Haro sur le bourreau

 

                        

 

 

 

 Décédé en 2008, à l’âge de 77 ans, Fernand Meyssonnier exerça, durant la première partie de sa vie, une profession assez rare et désormais historique : celle de bourreau. Il faut entendre cette appellation dans son sens littéral, c'est-à-dire exécuteur des hautes œuvres pour le compte de l’Etat Français. Précisément, c’est en Algérie qu’il officia entre 1957 et 1962 ; une brève mais intense période d’activité puisqu’il procéda, disait-il, à près de 200 exécutions. Mais le vent de l’Histoire soufflait en sens inverse. Rentré en métropole et prématurément à la retraite, Fernand Meyssonnier se lança alors dans une collecte tout aussi originale d’objets de justice récents et anciens, bric-à-brac assez inquiétant mais qui donnait à méditer  l’inventivité des hommes pour torturer leurs semblables. Cette collection, forte de plusieurs centaines de  pièces, aboutit finalement à un discret musée dans la charmante commune de Fontaine de Vaucluse.

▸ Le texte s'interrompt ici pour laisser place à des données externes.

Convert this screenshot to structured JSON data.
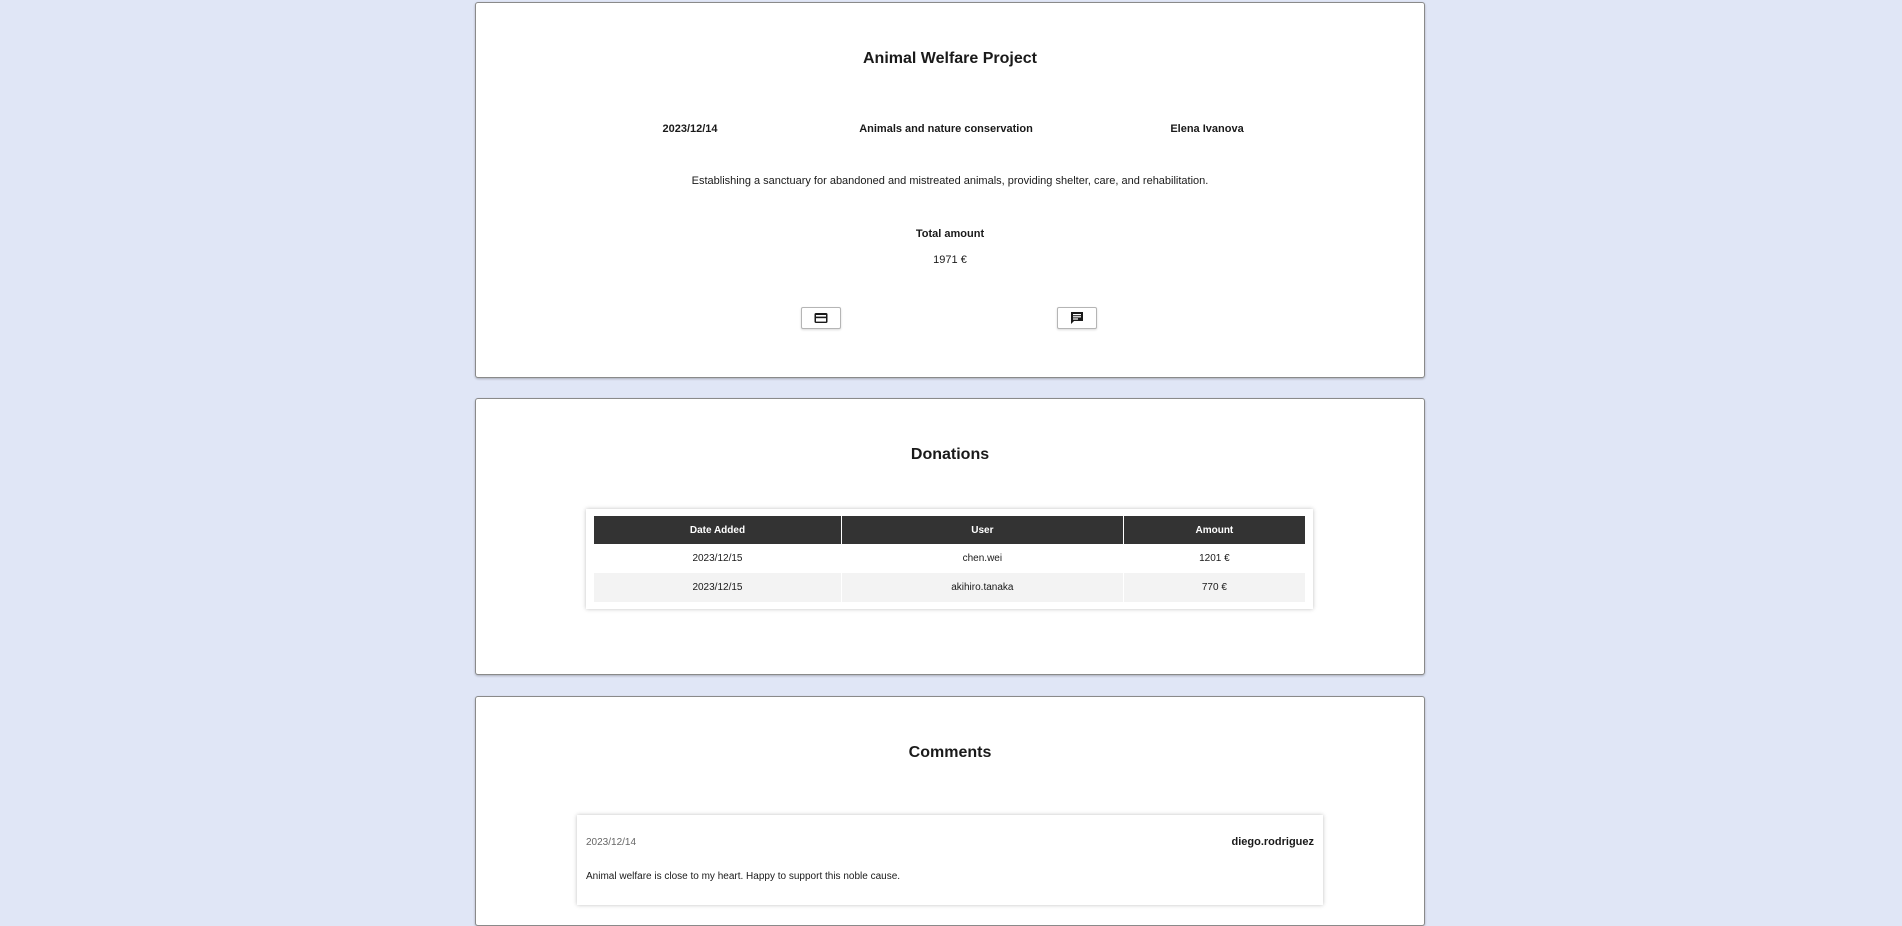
{
  "project": {
    "title": "Animal Welfare Project",
    "date": "2023/12/14",
    "category": "Animals and nature conservation",
    "author": "Elena Ivanova",
    "description": "Establishing a sanctuary for abandoned and mistreated animals, providing shelter, care, and rehabilitation.",
    "total_label": "Total amount",
    "total_value": "1971 €",
    "buttons": [
      {
        "icon": "credit-card-icon"
      },
      {
        "icon": "comment-icon"
      }
    ]
  },
  "donations": {
    "title": "Donations",
    "columns": [
      "Date Added",
      "User",
      "Amount"
    ],
    "rows": [
      [
        "2023/12/15",
        "chen.wei",
        "1201 €"
      ],
      [
        "2023/12/15",
        "akihiro.tanaka",
        "770 €"
      ]
    ]
  },
  "comments": {
    "title": "Comments",
    "items": [
      {
        "date": "2023/12/14",
        "user": "diego.rodriguez",
        "text": "Animal welfare is close to my heart. Happy to support this noble cause."
      }
    ]
  }
}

Ce musée, je l’ai visité avec la plus grande attention en 1998, pour la rédaction d’un long article paru dans « Muséum International », la revue de l’UNESCO. Ce n’était pas une boutique des horreurs, comme certains l’ont laissé croire. Et je peux dire que s’il m’a donné parfois des frissons – notamment devant sa pièce maîtresse, une Guillotine modèle 1868 -, il présentait, à travers bon nombre d’objets et de documents, un indéniable intérêt historique. L’art n’était d’ailleurs pas absent de ces murs ; ainsi ces admirables cassolettes réalisées par des bagnards,  dont la beauté faisait presqu’oublier les déterminations  éprouvantes de leur création.

Déjà, de son vivant, Meyssonnier songeait à vendre sa collection, jugeant trop accaparante la gestion d’un musée voué à la confidentialité. Lui parti, rien ne s’opposait donc à sa dispersion et c’était le renommé Pierre Cornette de Saint-Cyr qui devait mener, fin mars, cette affaire dans ses locaux parisiens. Personne ne pensait que l’annonce de cette vente allait provoquer un véritable tollé. Plusieurs associations humanitaires s’y opposèrent farouchement (Amnesty International, le MRAP, Action des chrétiens pour l’abolition de la torture), au motif qu’elle était « une commercialisation de la torture ». A quoi  l’actuel Ministre de la Culture – qui ne caresse jamais l’opinion  à rebrousse-poil –  devait joindre sa propre voix d’esthète indigné par tant de barbarie, donnant un vernis d’officialité à cette bêlante bien-pensance. Les dés étaient jetés, la vente suspendue sine die et les acheteurs potentiels – des sadiques, forcément – priés d’aller voir ailleurs.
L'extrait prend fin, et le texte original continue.